Hive环境搭建
centos安装hive3.1.2(精讲篇)
https://blog.csdn.net/m0_54925305/article/details/120554242?spm=1001.2014.3001.5502
Hive数据仓库的操作
一、创建数据库
hive> show databases; OK default Time taken: 0.067 seconds, Fetched: 1 row(s) hive> create database if not exists DB; OK Time taken: 0.064 seconds hive> show databases; OK db default Time taken: 0.018 seconds, Fetched: 2 row(s)
二、查看数据仓库DB的信息及路径
hive> describe database DB; OK db hdfs://master:9000/user/hive/warehouse/db.db root USER Time taken: 0.065 seconds, Fetched: 1 row(s)
Hive数据表的操作
Hive的数据表分为两种:内部表和外部表。
Hive创建内部表时,会将数据移动到数据仓库指向的路径;若创建外部表,仅记录数据所在的路径,不对数据的位置做任何改变。在删除表的时候,内部表的元数据和数据会被一起删除,而外部表只删除元数据,不删除数据。这样外部表相对来说更加安全些,数据组织也更加灵活,方便共享源数据,生产中常使用外部表。
下面详细介绍对表操作的命令及使用方法:
即将创建的表,表名不能和已有表名重复,否则会报错,现在我们show tables 一下,查看已存在的表。
一、创建一个名为cat的内部表,有两个字段为cat_id和cat_name,字符类型为string
hive> create table cat(cat_id string,cat_name string); OK Time taken: 0.72 seconds hive> show tables; OK cat Time taken: 0.057 seconds, Fetched: 1 row(s)

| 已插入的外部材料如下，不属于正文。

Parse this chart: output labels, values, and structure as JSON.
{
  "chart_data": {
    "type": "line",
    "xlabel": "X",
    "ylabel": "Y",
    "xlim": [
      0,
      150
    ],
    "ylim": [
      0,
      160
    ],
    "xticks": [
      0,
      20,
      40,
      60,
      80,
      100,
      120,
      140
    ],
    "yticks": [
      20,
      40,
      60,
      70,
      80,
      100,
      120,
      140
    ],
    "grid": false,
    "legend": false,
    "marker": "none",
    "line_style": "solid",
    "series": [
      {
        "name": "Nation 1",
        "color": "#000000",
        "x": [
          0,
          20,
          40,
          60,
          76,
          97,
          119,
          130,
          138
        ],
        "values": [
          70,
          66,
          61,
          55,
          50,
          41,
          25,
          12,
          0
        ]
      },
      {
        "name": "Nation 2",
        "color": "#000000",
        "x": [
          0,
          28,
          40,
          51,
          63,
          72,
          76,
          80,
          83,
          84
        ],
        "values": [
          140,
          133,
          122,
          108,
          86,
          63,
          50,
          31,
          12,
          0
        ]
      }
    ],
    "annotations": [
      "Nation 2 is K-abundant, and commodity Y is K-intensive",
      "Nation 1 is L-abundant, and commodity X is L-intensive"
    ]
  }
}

二、创建一个外部表,表名为cat2,有两个字段为cat_id和cat_name,字符类型为string
hive> create external table if not exists goods(group_id string,group_name string) row format delimited fields terminated by '\t' location '/user/root/goods'; OK Time taken: 0.155 seconds hive> show tables; OK cat goods Time taken: 0.026 seconds, Fetched: 2 row(s)
三、修改cat表的表结构。对cat表添加两个字段group_id和cat_code
hive> alter table cat add columns(group_id string,cat_code string); OK Time taken: 0.372 seconds hive> desc cat; OK cat_id string cat_name string group_id string cat_code string Time taken: 0.087 seconds, Fetched: 4 row(s)
四、修改表名cat为cat2
hive> alter table cat rename to cat2; OK Time taken: 0.275 seconds
这个命令可以让用户为表更名,数据所在的位置和分区名并不改变。
五、创建与已知表相同结构的表,创建一个与cat表结构相同的表,名为cat3,这里要用到 like 关键字
hive> create table cat3 like cat2; OK Time taken: 1.391 seconds hive> show tables; OK cat2 cat3 goods Time taken: 0.047 seconds, Fetched: 3 row(s) hive> desc cat3; OK cat_id string cat_name string group_id string cat_code string Time taken: 0.118 seconds, Fetched: 4 row(s)
Hive中数据的导入与导出
一、从本地文件系统中导入数据到Hive表
首先,在Hive 中创建一个cat_group表,包含group_id和group_name两个字段,字符类型为string,以“\t”为分隔符,并查看结果。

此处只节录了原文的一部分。